Es ist eine kleine, aber feine Branche. Deutsche Firmen und Forschungsunternehmen haben wesentlich dazu beigetragen, die Entwicklung der CSP voranzutreiben. Vor einigen Jahren hatte die Branche ihre erste Blüte, hatte dann aber das Nachsehen im Vergleich zur PV-Technologie, die zunächst günstiger, schneller zu produzieren und zu installieren war. Die CSP-Branche hat ein großes Potenzial und großen Nachholbedarf.

Die Weltbank und IRENA haben kürzlich dazu eine Studie veröffentlicht, in der die große Relevanz der CSP-Technologie für eine stabile, kostengünstige und erneuerbare Stromversorgung 24/7 bestätigt wird. Zusätzlich kam ein Bericht der IEA, die in ihrem Szenario für „Net Zero by 2050“ auf sehr hohe Zuwachsraten der CSP setzt.

Derzeit gibt es weltweit 6 GW installierte Leistung. Die Studie der IEA zeigt auf, dass bis 2030 73 GW CSP installiert werden sollen - die 12-fache Leistung innerhalb von neun Jahren. Der Bau eines CSP-Kraftwerkes dauert vergleichsweise lange. Es muss geplant, ausgeschrieben und gebaut werden. Die große Herausforderung ist also das Timing.

Wo sehen Sie die neuen Möglichkeiten und Einsatzfelder?

Die konzentrierende Solarthermie ist an sich eine etablierte und ausgereifte Technologie. Allerdings kommt sie bisher hauptsächlich in sonnenreichen Gegenden zur Stromerzeugung zum Einsatz. Die Technologie kann aber mehr!

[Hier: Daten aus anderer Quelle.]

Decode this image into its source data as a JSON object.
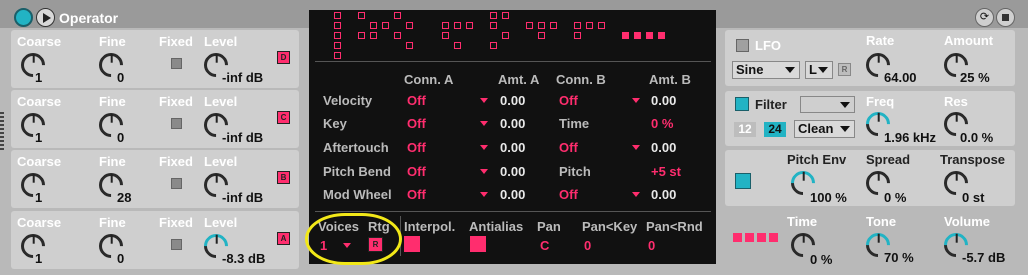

Sie kann einen entscheidenden Beitrag zur Wärmeversorgung leisten, denn CSP erzeugt in erste Linie Wärme. Diese kann natürlich verstromt werden, aber auch direkt genutzt werden. Dank Kostendegressionen in den letzten Jahren und technischem Fortschritt ist das mittlerweile auch in unseren Breitengraden kosteneffizient möglich - sprich in Mitteleuropa und in Deutschland.

Durch CSP-Anlagen kann Wärme zur Versorgung von Nah- und Fernwärmenetzen und Prozesswärme für die Industrie eingesetzt werden. Das Besondere sind dabei die hohen Temperaturen, die erzeugt werden können, die regelbar zwischen 50 und 500 Grad liegen.

Gibt es noch weitere Vorteile?

Ja, einen sehr großen sogar: CSP-Anlagen können Wärme speichern. Integrierte Wärmespeicher in den Anlagen ermöglichen es, die Wärme kostengünstig aufzunehmen und somit die fluktuierenden erneuerbaren Quellen wie PV oder Wind zu ergänzen. Mit dieser kostengünstigen Alternative schaffen wir es, eine grundlastfähige Energie bereitzustellen. Die Speicherung von Wärme im Vergleich zur Speicherung von Strom ist weitaus kostengünstiger, technisch einfacher und schont dazu noch Ressourcen. Wenn wir von thermischen Speichern bei Solarkraftwerken sprechen, dann sind meist Speicher gemeint, in denen erwärmtes Flüssigsalz gespeichert wird. Bei der Wärmebereitstellung kommen saisonale Speicher wie Wasserbecken zum Einsatz. Es wird daran gearbeitet, noch andere Substanzen zu nutzen, die lokal und günstig und nachhaltig vorhanden sind. Das ist ein wesentlicher Vorteil.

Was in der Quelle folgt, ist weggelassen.